Seperti diketahui, pujian sering membuat orang lupa diri dan pada akhirnya membuat orang tidak dapat mengendalikan diri. Banyak tokoh dan pemimpin yang jatuh karena mereka mabuk pujian. Padahal, ibarat pepatah asing yang sangat populer, pujian itu mirip parfum yang menebarkan bau harum untuk dihirup dan, bukan kemudian untuk diminum dengan asumsi biar lebih wangi, yang justru malah berakibat fatal. Ungkapan tersebut berbunyi, “Praise is a perfume to smell but not to swallow.”

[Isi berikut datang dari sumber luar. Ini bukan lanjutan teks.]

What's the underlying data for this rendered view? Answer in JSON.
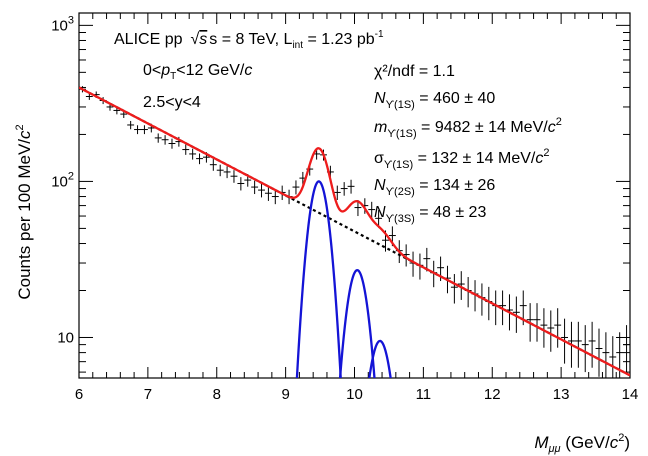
{
  "chart_data": {
    "type": "scatter",
    "xlabel": {
      "main": "M",
      "sub": "μμ",
      "unit_pre": " (GeV/",
      "unit_c": "c",
      "unit_sup": "2",
      "unit_post": ")"
    },
    "ylabel": {
      "pre": "Counts per 100 MeV/",
      "c": "c",
      "sup": "2"
    },
    "x_ticks": [
      "6",
      "7",
      "8",
      "9",
      "10",
      "11",
      "12",
      "13",
      "14"
    ],
    "y_ticks": [
      {
        "base": "10",
        "sup": ""
      },
      {
        "base": "10",
        "sup": "2"
      },
      {
        "base": "10",
        "sup": "3"
      }
    ],
    "xlim": [
      6,
      14
    ],
    "ylim": [
      5.5,
      1200
    ],
    "log_y": true,
    "grid": false,
    "annotations": {
      "experiment": "ALICE pp",
      "energy": "s = 8 TeV, L",
      "lumi_sub": "int",
      "lumi_val": " = 1.23 pb",
      "lumi_sup": "-1",
      "pt_pre": "0<",
      "pt_p": "p",
      "pt_sub": "T",
      "pt_mid": "<12 GeV/",
      "pt_c": "c",
      "rapidity": "2.5<y<4",
      "chi2": "χ²/ndf = 1.1",
      "n1s_sub": "ϒ(1S)",
      "n1s_val": " = 460 ± 40",
      "m1s_sub": "ϒ(1S)",
      "m1s_val": " = 9482 ± 14 MeV/",
      "s1s_sub": "ϒ(1S)",
      "s1s_val": " = 132 ± 14 MeV/",
      "n2s_sub": "ϒ(2S)",
      "n2s_val": " = 134 ± 26",
      "n3s_sub": "ϒ(3S)",
      "n3s_val": " = 48 ± 23"
    },
    "series": [
      {
        "kind": "data",
        "x": [
          6.05,
          6.15,
          6.25,
          6.35,
          6.45,
          6.55,
          6.65,
          6.75,
          6.85,
          6.95,
          7.05,
          7.15,
          7.25,
          7.35,
          7.45,
          7.55,
          7.65,
          7.75,
          7.85,
          7.95,
          8.05,
          8.15,
          8.25,
          8.35,
          8.45,
          8.55,
          8.65,
          8.75,
          8.85,
          8.95,
          9.05,
          9.15,
          9.25,
          9.35,
          9.45,
          9.55,
          9.65,
          9.75,
          9.85,
          9.95,
          10.05,
          10.15,
          10.25,
          10.35,
          10.45,
          10.55,
          10.65,
          10.75,
          10.85,
          10.95,
          11.05,
          11.15,
          11.25,
          11.35,
          11.45,
          11.55,
          11.65,
          11.75,
          11.85,
          11.95,
          12.05,
          12.15,
          12.25,
          12.35,
          12.45,
          12.55,
          12.65,
          12.75,
          12.85,
          12.95,
          13.05,
          13.15,
          13.25,
          13.35,
          13.45,
          13.55,
          13.65,
          13.75,
          13.85,
          13.95
        ],
        "y": [
          390,
          350,
          360,
          330,
          300,
          285,
          270,
          230,
          215,
          215,
          220,
          190,
          185,
          175,
          180,
          160,
          150,
          140,
          143,
          128,
          118,
          115,
          108,
          97,
          102,
          92,
          88,
          84,
          80,
          85,
          80,
          92,
          105,
          120,
          150,
          148,
          115,
          85,
          90,
          93,
          68,
          70,
          66,
          58,
          42,
          45,
          36,
          34,
          30,
          29,
          32,
          26,
          28,
          24,
          21,
          22,
          20,
          19,
          18,
          17,
          16,
          16,
          15,
          14.5,
          16,
          13,
          13,
          12,
          11.5,
          12,
          10,
          9.5,
          9.5,
          9,
          9.5,
          8.5,
          8,
          7.5,
          8,
          9
        ],
        "y_err": [
          18,
          17,
          17,
          17,
          16,
          16,
          15,
          14,
          14,
          14,
          14,
          13,
          13,
          13,
          13,
          12,
          12,
          11,
          11,
          11,
          10,
          10,
          10,
          9.5,
          9.5,
          9,
          9,
          9,
          8.5,
          9,
          8.5,
          9.5,
          10,
          11,
          12,
          12,
          11,
          9,
          9,
          9.5,
          8,
          8,
          8,
          7.5,
          6.5,
          6.5,
          6,
          5.5,
          5.5,
          5.5,
          5.5,
          5,
          5,
          4.8,
          4.5,
          4.6,
          4.4,
          4.3,
          4.2,
          4.1,
          4,
          4,
          3.9,
          3.8,
          4,
          3.6,
          3.6,
          3.4,
          3.4,
          3.4,
          3.2,
          3.1,
          3.1,
          3,
          3.1,
          2.9,
          2.8,
          2.7,
          2.8,
          3
        ]
      },
      {
        "kind": "fit-total",
        "color": "#ee1c1c"
      },
      {
        "kind": "background",
        "color": "#000000"
      },
      {
        "kind": "signal",
        "state": "ϒ(1S)",
        "color": "#1414d6",
        "mean": 9.482,
        "sigma": 0.132,
        "peak": 100
      },
      {
        "kind": "signal",
        "state": "ϒ(2S)",
        "color": "#1414d6",
        "mean": 10.04,
        "sigma": 0.14,
        "peak": 27
      },
      {
        "kind": "signal",
        "state": "ϒ(3S)",
        "color": "#1414d6",
        "mean": 10.37,
        "sigma": 0.148,
        "peak": 9.5
      }
    ],
    "background_model": {
      "a0": 400,
      "slope": 0.531
    }
  }
}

Dalam perjalanan sejarah dapat ditarik asumsi bahwa dalam batasan tertentu, pujian akan dapat melahirkan semangat kultus individu, seperti yang terjadi pada masa Demokrasi Terpimpin. Kultus individu, ternyata, dalam sejarah telah banyak menghancurkan banyak tokoh dunia, seperti yang digambarkan oleh Michael Hart yang menulis buku Seratus Tokoh yang Paling Berpengaruh dalam Sejarah Peradaban Dunia.
Dia memilih Nabi Muhammad saw. sebagai tokoh nomor satu dengan alasan ajaran Nabi Muhammad hingga sampai saat ini terbukti memiliki kadar autentisitas, kemurnian yang paling tinggi dan jauh dari kultus individu. Dalam hal kultus individu, Nabi Muhammad saw. jauh-jauh justru mengatakan kepada umatnya bahwa dirinya hanyalah manusia biasa, “Anâ ‘abdun wa rasûlun.”
Sebagai orang beriman, umat Islam diajarkan untuk tidak berlaku sombong, tapi juga dilarang berendah diri. Orang beriman hendaknya berlaku rendah hati kepada sesama bukan rendah diri, sebagaimana dalam Al-Quran disebutkan, Janganlah kamu bersikap lemah, dan jangan (pula) kamu bersedih hati, padahal kamulah orang-orang yang paling tinggi (derajatnya) jika kamu orang-orang beriman. (QS âli ‘Imrân [3]: 139).
Kembali menyinggung hidayah atau petunjuk dari Allah Swt. Hidayah tidak diberikan secara gratis, tapi hidayah membutuhkan pengkondisian ruhani, di antaranya adalah mampu menjauhkan diri dari rasa sombong yang dapat menghalangi datangnya hidayah.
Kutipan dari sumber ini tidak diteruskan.